Take My Breath Awaaay

by Ekua on August 27, 2009 in Peru


July 24, 2009

The flight from Lima to Cusco offered the most spectacular views I’ve ever seen from a plane.  My first sight of the Peruvian Andes was a completely unique experience for me. After taking off, it was just moments before we left the grayness of Lima behind for misty valleys, bright blue skies, and rippling mountains.

But after about an hour, I was literally and figuratively brought back down to earth. After stepping off the plane, it wasn’t long before I felt the chill of the air and the lack of oxygen. At 3,300+ meters above sea level, Cusco was very cold and left me gasping for air. Unfortunately, the airport transfer I had arranged through my hostel was nowhere to be found. I dodged taxi touts while struggling to catch my breath, manage my backpack, and make a call to the hostel. When I finally got through to the hostel, it sounded like they had forgotten to arrange my airport transfer and they said someone would be there to pick me up in ten minutes. To get the actual time someone will show up for you in Peru, you need to double or triple the time they tell you. It was a relief when a driver finally showed up with a sign with my name on it.

Approaching Cusco

Cusco from ground level isn’t as nice as Cusco from above.  The bulk of the buildings were depressing brick and cement structures. I’m not sure if it´s true, but I’ve been told Peruvians are taxed if their buildings are finished so many are left unfinished. I’ve also heard businesses are taxed if they want to put up a sign. It’s hard to believe they have such rules when tourism is a major source of income for Peru.

In Cusco, I decided to stay at the Loki Hostel. I heard it wouldn’t be the most cultural experience and I probably wouldn’t get much sleep there, but I figured it would be a good place to meet people. I had reserved a large dorm, but there was a bed available in a triple with two girls from Denmark. My roommates had also just arrived in Cusco but had been traveling for awhile.
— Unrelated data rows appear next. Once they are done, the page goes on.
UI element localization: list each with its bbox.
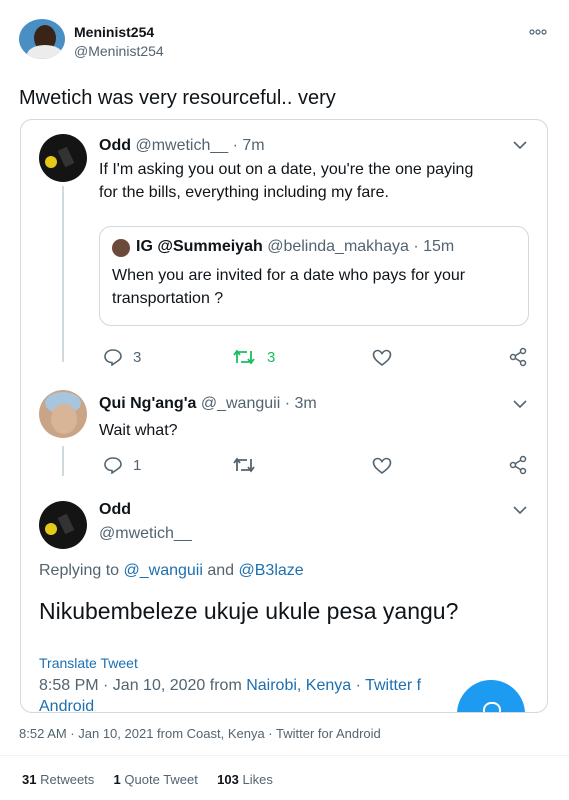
retweet-icon[interactable] — [233, 457, 255, 473]
reply-icon[interactable] — [103, 348, 123, 366]
author-handle[interactable]: @Meninist254 — [74, 43, 164, 59]
chevron-down-icon[interactable] — [513, 399, 529, 415]
tweet-time[interactable]: · 3m — [285, 395, 317, 412]
reply-icon[interactable] — [103, 456, 123, 474]
quoted-text: When you are invited for a date who pays… — [112, 267, 466, 284]
client-link-wrap[interactable]: Android — [39, 698, 94, 712]
compose-fab[interactable] — [457, 680, 525, 712]
quoted-tweet[interactable]: IG @Summeiyah @belinda_makhaya · 15m Whe… — [99, 226, 529, 326]
tweet-text: Mwetich was very resourceful.. very — [19, 87, 336, 109]
avatar[interactable] — [39, 390, 87, 438]
quotes-stat[interactable]: 1 Quote Tweet — [114, 772, 198, 787]
divider — [0, 755, 569, 756]
tweet-text: If I'm asking you out on a date, you're … — [99, 161, 474, 178]
author-name[interactable]: Odd — [99, 501, 131, 519]
more-dots-icon[interactable] — [529, 27, 547, 37]
mention-link[interactable]: @_wanguii — [124, 562, 203, 579]
likes-label: Likes — [242, 772, 273, 787]
tweet-text: Nikubembeleze ukuje ukule pesa yangu? — [39, 598, 459, 624]
tweet-time: · 15m — [413, 238, 455, 255]
avatar — [112, 239, 130, 257]
likes-stat[interactable]: 103 Likes — [217, 772, 273, 787]
tweet-time[interactable]: · 7m — [233, 137, 265, 154]
quotes-count: 1 — [113, 772, 121, 787]
replying-to: Replying to @_wanguii and @B3laze — [39, 562, 304, 580]
heart-icon[interactable] — [372, 457, 392, 475]
author-handle[interactable]: @mwetich__ — [135, 137, 228, 154]
author-name[interactable]: Meninist254 — [74, 24, 154, 40]
author-handle[interactable]: @mwetich__ — [99, 525, 192, 543]
translate-tweet-link[interactable]: Translate Tweet — [39, 655, 138, 671]
embedded-thread-card[interactable]: Odd @mwetich__ · 7m If I'm asking you ou… — [20, 119, 548, 713]
tweet-stats: 31 Retweets 1 Quote Tweet 103 Likes — [22, 772, 273, 787]
retweets-count: 31 — [22, 772, 37, 787]
quotes-label: Quote Tweet — [124, 772, 198, 787]
retweet-icon[interactable] — [233, 349, 255, 365]
retweets-stat[interactable]: 31 Retweets — [22, 772, 94, 787]
author-handle: @belinda_makhaya — [267, 238, 409, 255]
compose-icon — [483, 702, 501, 712]
avatar[interactable] — [19, 19, 65, 59]
replying-prefix: Replying to — [39, 562, 120, 579]
author-name[interactable]: Qui Ng'ang'a — [99, 395, 196, 412]
share-icon[interactable] — [508, 347, 528, 367]
reply-count: 1 — [133, 457, 142, 474]
meta-sep: · — [351, 677, 366, 694]
replying-and: and — [207, 562, 235, 579]
reply-count: 3 — [133, 349, 142, 366]
meta-time: 8:58 PM · Jan 10, 2020 from — [39, 677, 247, 694]
mention-link[interactable]: @B3laze — [239, 562, 304, 579]
chevron-down-icon[interactable] — [513, 140, 529, 156]
author-handle[interactable]: @_wanguii — [201, 395, 280, 412]
likes-count: 103 — [217, 772, 239, 787]
thread-line — [62, 186, 64, 362]
avatar[interactable] — [39, 134, 87, 182]
avatar[interactable] — [39, 501, 87, 549]
tweet-timestamp[interactable]: 8:52 AM · Jan 10, 2021 from Coast, Kenya… — [19, 726, 381, 741]
author-name: IG @Summeiyah — [136, 238, 263, 255]
chevron-down-icon[interactable] — [513, 505, 529, 521]
quoted-text: transportation ? — [112, 290, 224, 307]
tweet-meta: 8:58 PM · Jan 10, 2020 from Nairobi, Ken… — [39, 677, 421, 695]
heart-icon[interactable] — [372, 349, 392, 367]
location-link[interactable]: Nairobi, Kenya — [246, 677, 351, 694]
tweet-text: for the bills, everything including my f… — [99, 184, 389, 201]
share-icon[interactable] — [508, 455, 528, 475]
retweets-label: Retweets — [40, 772, 95, 787]
thread-line — [62, 446, 64, 476]
client-link[interactable]: Twitter f — [365, 677, 421, 694]
retweet-count: 3 — [267, 349, 276, 366]
tweet-text: Wait what? — [99, 422, 178, 439]
author-name[interactable]: Odd — [99, 137, 131, 154]
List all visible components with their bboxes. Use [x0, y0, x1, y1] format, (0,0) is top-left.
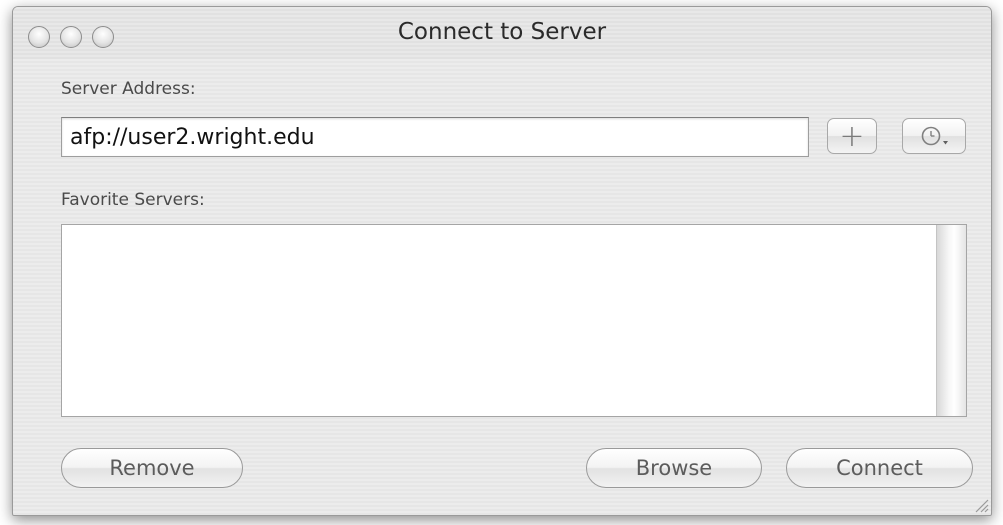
clock-icon [921, 126, 948, 146]
resize-grip-icon[interactable] [971, 495, 989, 513]
plus-icon: + [839, 118, 865, 154]
connect-button[interactable]: Connect [786, 448, 973, 488]
favorite-servers-list[interactable] [61, 224, 967, 417]
favorites-scrollbar[interactable] [936, 225, 966, 416]
server-address-label: Server Address: [61, 79, 196, 99]
connect-to-server-window: Connect to Server Server Address: + Favo… [12, 6, 992, 516]
favorite-servers-label: Favorite Servers: [61, 190, 205, 210]
browse-button[interactable]: Browse [586, 448, 762, 488]
remove-button[interactable]: Remove [61, 448, 243, 488]
add-to-favorites-button[interactable]: + [827, 118, 877, 154]
recent-servers-button[interactable] [902, 118, 966, 154]
window-title: Connect to Server [397, 19, 607, 45]
chevron-down-icon [943, 141, 948, 145]
server-address-input[interactable] [61, 117, 809, 157]
title-bar[interactable]: Connect to Server [13, 7, 991, 59]
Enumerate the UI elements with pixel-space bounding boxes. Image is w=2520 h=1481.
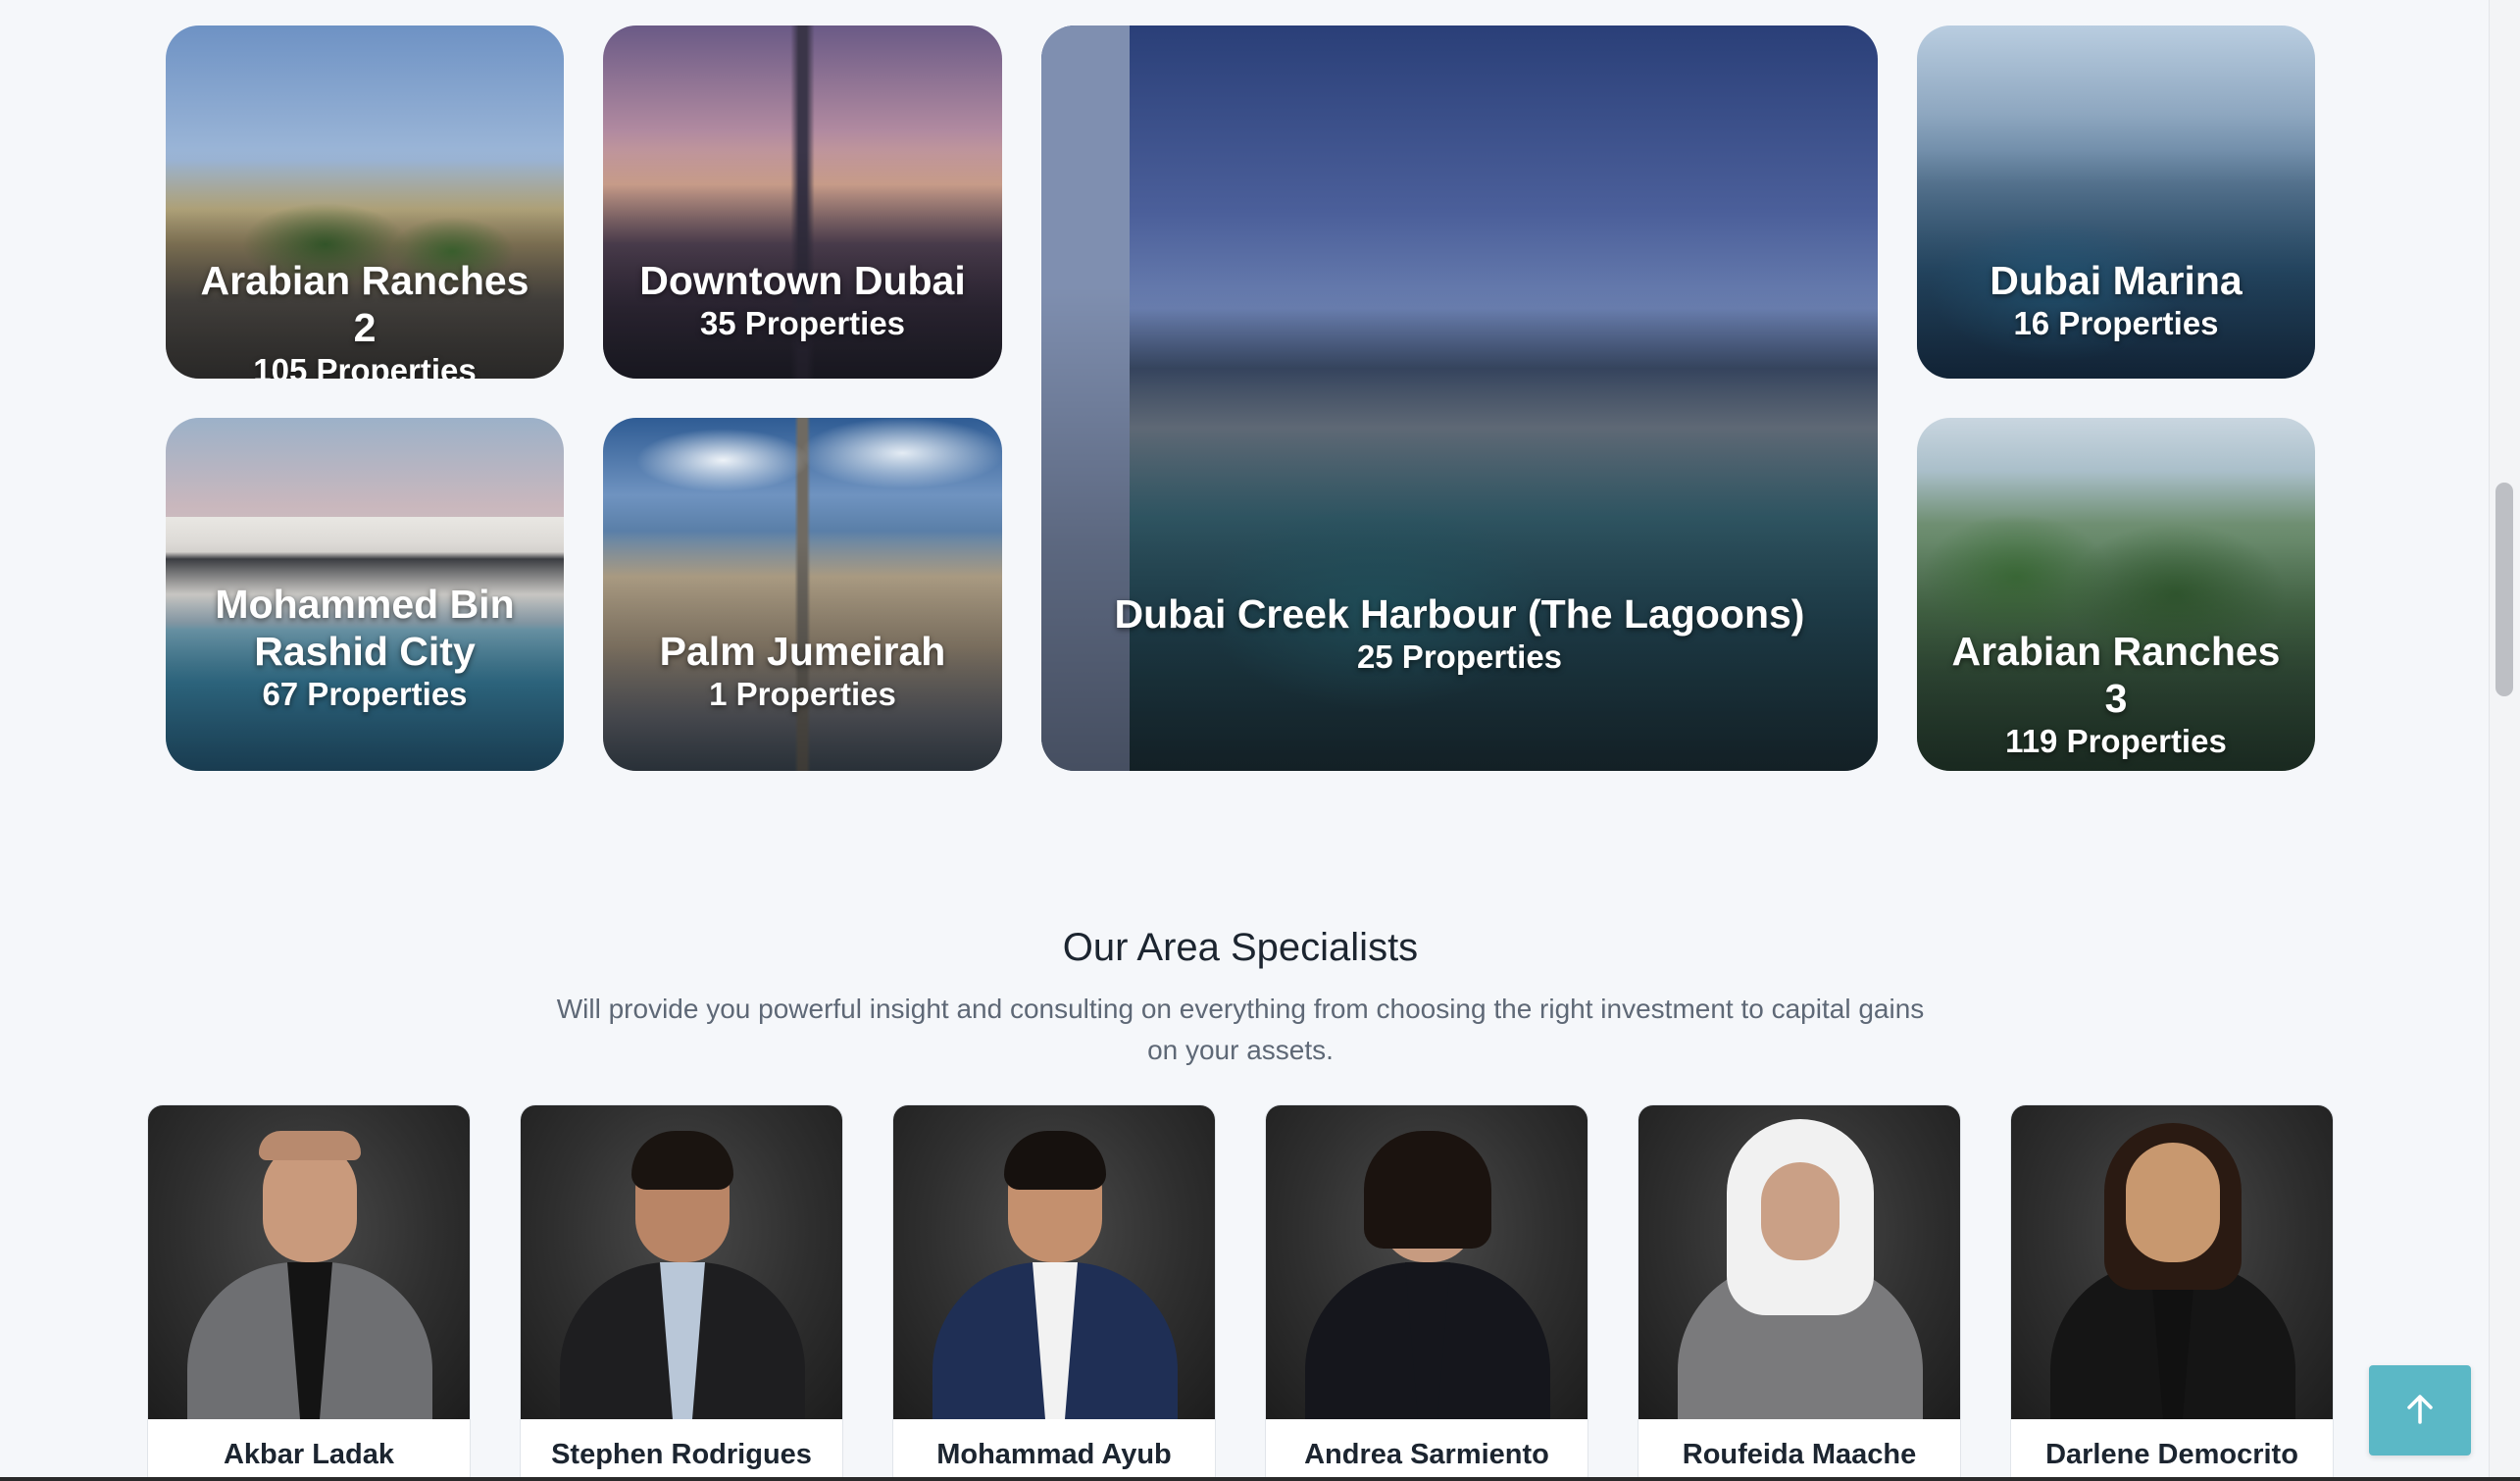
area-property-count: 16 Properties — [2013, 305, 2219, 341]
scrollbar-thumb[interactable] — [2495, 483, 2513, 696]
agent-name: Mohammad Ayub — [936, 1439, 1172, 1470]
scroll-to-top-button[interactable] — [2369, 1365, 2471, 1455]
area-property-count: 67 Properties — [262, 676, 468, 712]
area-property-count: 25 Properties — [1356, 638, 1563, 675]
area-caption: Mohammed Bin Rashid City 67 Properties — [166, 581, 564, 714]
area-property-count: 35 Properties — [699, 305, 906, 341]
area-card-arabian-ranches-3[interactable]: Arabian Ranches 3 119 Properties — [1917, 418, 2315, 771]
agent-photo — [1266, 1105, 1588, 1419]
arrow-up-icon — [2400, 1389, 2440, 1433]
agent-name: Roufeida Maache — [1682, 1439, 1917, 1470]
section-title: Our Area Specialists — [1062, 926, 1419, 969]
agent-card[interactable]: Andrea Sarmiento — [1265, 1104, 1588, 1481]
area-name: Arabian Ranches 2 — [200, 258, 529, 350]
area-caption: Dubai Marina 16 Properties — [1917, 257, 2315, 343]
agent-photo — [893, 1105, 1215, 1419]
agent-card[interactable]: Stephen Rodrigues — [520, 1104, 843, 1481]
agent-photo — [521, 1105, 842, 1419]
area-card-dubai-marina[interactable]: Dubai Marina 16 Properties — [1917, 26, 2315, 379]
area-caption: Arabian Ranches 3 119 Properties — [1917, 628, 2315, 761]
agent-card[interactable]: Mohammad Ayub — [892, 1104, 1216, 1481]
area-name: Downtown Dubai — [639, 258, 966, 303]
agent-card[interactable]: Roufeida Maache — [1638, 1104, 1961, 1481]
agent-name: Darlene Democrito — [2045, 1439, 2298, 1470]
scrollbar-track[interactable] — [2489, 0, 2520, 1481]
area-name: Arabian Ranches 3 — [1951, 629, 2281, 721]
agent-name: Andrea Sarmiento — [1304, 1439, 1549, 1470]
agent-card[interactable]: Darlene Democrito — [2010, 1104, 2334, 1481]
agent-card[interactable]: Akbar Ladak — [147, 1104, 471, 1481]
area-card-mohammed-bin-rashid-city[interactable]: Mohammed Bin Rashid City 67 Properties — [166, 418, 564, 771]
area-name: Palm Jumeirah — [659, 629, 946, 674]
window-bottom-edge — [0, 1477, 2520, 1481]
agent-name: Akbar Ladak — [223, 1439, 395, 1470]
section-subtitle: Will provide you powerful insight and co… — [556, 994, 1925, 1065]
area-card-arabian-ranches-2[interactable]: Arabian Ranches 2 105 Properties — [166, 26, 564, 379]
area-property-count: 105 Properties — [253, 352, 477, 379]
area-property-count: 1 Properties — [709, 676, 896, 712]
area-card-dubai-creek-harbour[interactable]: Dubai Creek Harbour (The Lagoons) 25 Pro… — [1041, 26, 1878, 771]
agent-photo — [148, 1105, 470, 1419]
area-name: Dubai Marina — [1990, 258, 2243, 303]
agent-name: Stephen Rodrigues — [551, 1439, 812, 1470]
area-name: Dubai Creek Harbour (The Lagoons) — [1114, 591, 1805, 637]
page: Arabian Ranches 2 105 Properties Downtow… — [0, 0, 2520, 1481]
area-caption: Arabian Ranches 2 105 Properties — [166, 257, 564, 379]
area-card-downtown-dubai[interactable]: Downtown Dubai 35 Properties — [603, 26, 1002, 379]
agent-photo — [1638, 1105, 1960, 1419]
area-caption: Palm Jumeirah 1 Properties — [603, 628, 1002, 714]
area-caption: Dubai Creek Harbour (The Lagoons) 25 Pro… — [1041, 590, 1878, 677]
area-name: Mohammed Bin Rashid City — [215, 582, 515, 674]
area-property-count: 119 Properties — [2005, 723, 2227, 759]
area-caption: Downtown Dubai 35 Properties — [603, 257, 1002, 343]
area-card-palm-jumeirah[interactable]: Palm Jumeirah 1 Properties — [603, 418, 1002, 771]
agent-photo — [2011, 1105, 2333, 1419]
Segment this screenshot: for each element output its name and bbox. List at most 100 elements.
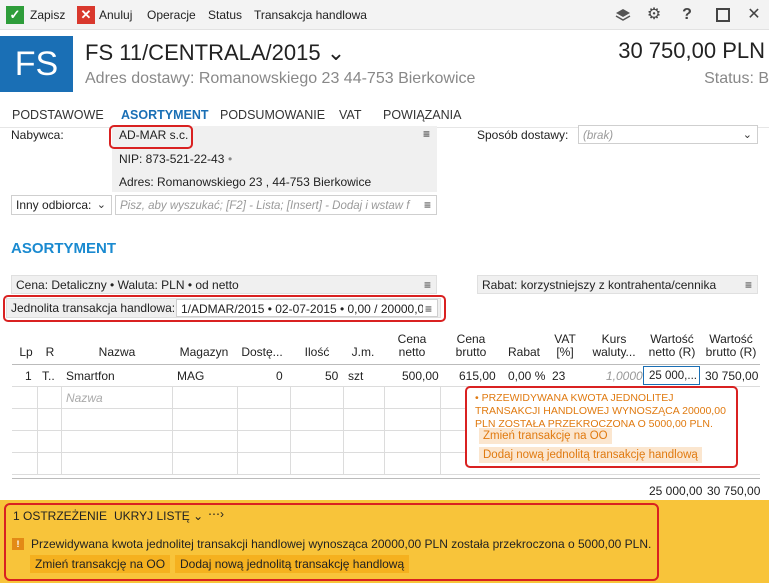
row-line: [12, 430, 465, 431]
col-line: [343, 386, 344, 474]
col-unit[interactable]: J.m.: [344, 346, 382, 359]
col-lp[interactable]: Lp: [12, 346, 40, 359]
trade-transaction-menu[interactable]: Transakcja handlowa: [254, 6, 367, 24]
price-bar[interactable]: Cena: Detaliczny • Waluta: PLN • od nett…: [11, 275, 437, 294]
row-line: [12, 452, 465, 453]
add-transaction-button[interactable]: Dodaj nową jednolitą transakcję handlową: [175, 555, 410, 573]
discount-bar[interactable]: Rabat: korzystniejszy z kontrahenta/cenn…: [477, 275, 758, 294]
maximize-icon[interactable]: [712, 4, 734, 26]
cell-gross-value: 30 750,00: [705, 369, 759, 383]
chevron-down-icon: ⌄: [96, 199, 106, 211]
nip-dot: •: [228, 152, 233, 166]
save-check-icon[interactable]: ✓: [6, 6, 24, 24]
buyer-nip: NIP: 873-521-22-43: [119, 152, 225, 166]
warning-count: 1 OSTRZEŻENIE: [13, 509, 108, 523]
cell-qty[interactable]: 50: [325, 369, 338, 383]
cell-unit[interactable]: szt: [348, 369, 363, 383]
col-vat[interactable]: VAT [%]: [548, 333, 582, 359]
layers-icon[interactable]: [612, 4, 634, 26]
arrow-icon[interactable]: ⋯›: [208, 507, 224, 521]
operations-menu[interactable]: Operacje: [147, 6, 196, 24]
cell-available: 0: [276, 369, 283, 383]
cell-lp: 1: [25, 369, 32, 383]
col-rate[interactable]: Kurs waluty...: [586, 333, 642, 359]
cell-vat[interactable]: 23: [552, 369, 565, 383]
document-status: Status: B: [704, 70, 769, 87]
new-row-placeholder[interactable]: Nazwa: [66, 391, 103, 405]
cell-warehouse[interactable]: MAG: [177, 369, 204, 383]
tab-asortyment[interactable]: ASORTYMENT: [121, 108, 209, 122]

They had been making their way north through Argentina, Chile and  Bolivia. They had tales of winter storms and surviving the coldest nights of their lives. To them, Cusco felt like a comfortable temperature and altitude compared to some of the other places they visited.

I heard it was a good idea to eat light when first arriving to a high altitude destination so I ordered a salad and sipped a mug of coca tea which is supposed to help with altitude sickness. During this time, it dawned on me that I was alone and had no one to meet up with for the rest of my trip. Looking around the hostel’s common areas, it seemed that everyone seemed to know everyone else and I was on the outside. I thought about how much I enjoyed life in San Francisco and wondered why I would leave behind friends and comfort to travel by myself in cold, uncomfortable places where I knew no one.

First night in Cusco at the Loki

It turns out that was one of very few lonely moments on my trip. Later, I decided to go up to the bar for happy hour. Within seconds I was meeting new people and hanging out with a group of Aussies and my Danish roommates. We exchanged travel stories and talked about about our lives at home. I had a great time and forgot all about my plans to get to bed early. Thinking of all of the new places to see and the new friends to make, I went to bed excited about the possibilities and thrilled to be traveling again.

{ 2 comments… read them below or add one }

Andi August 31, 2009 at 1:34 pm

Omg, how beautiful are the Andes??? It was so surreal when I could say “Andi is in the Andes” haha! It’s funny how when we travel if we’re alone for a day or something we start to stress, even though we KNOW that won’t be the case for long.


Ekua September 2, 2009 at 10:18 pm

Haha, I didn’t know that would be the case, I was seriously nervous! Besides a couple nights in Vancouver earlier this year, it was my first true solo travel experience… but now I know and I am totally down to travel solo again!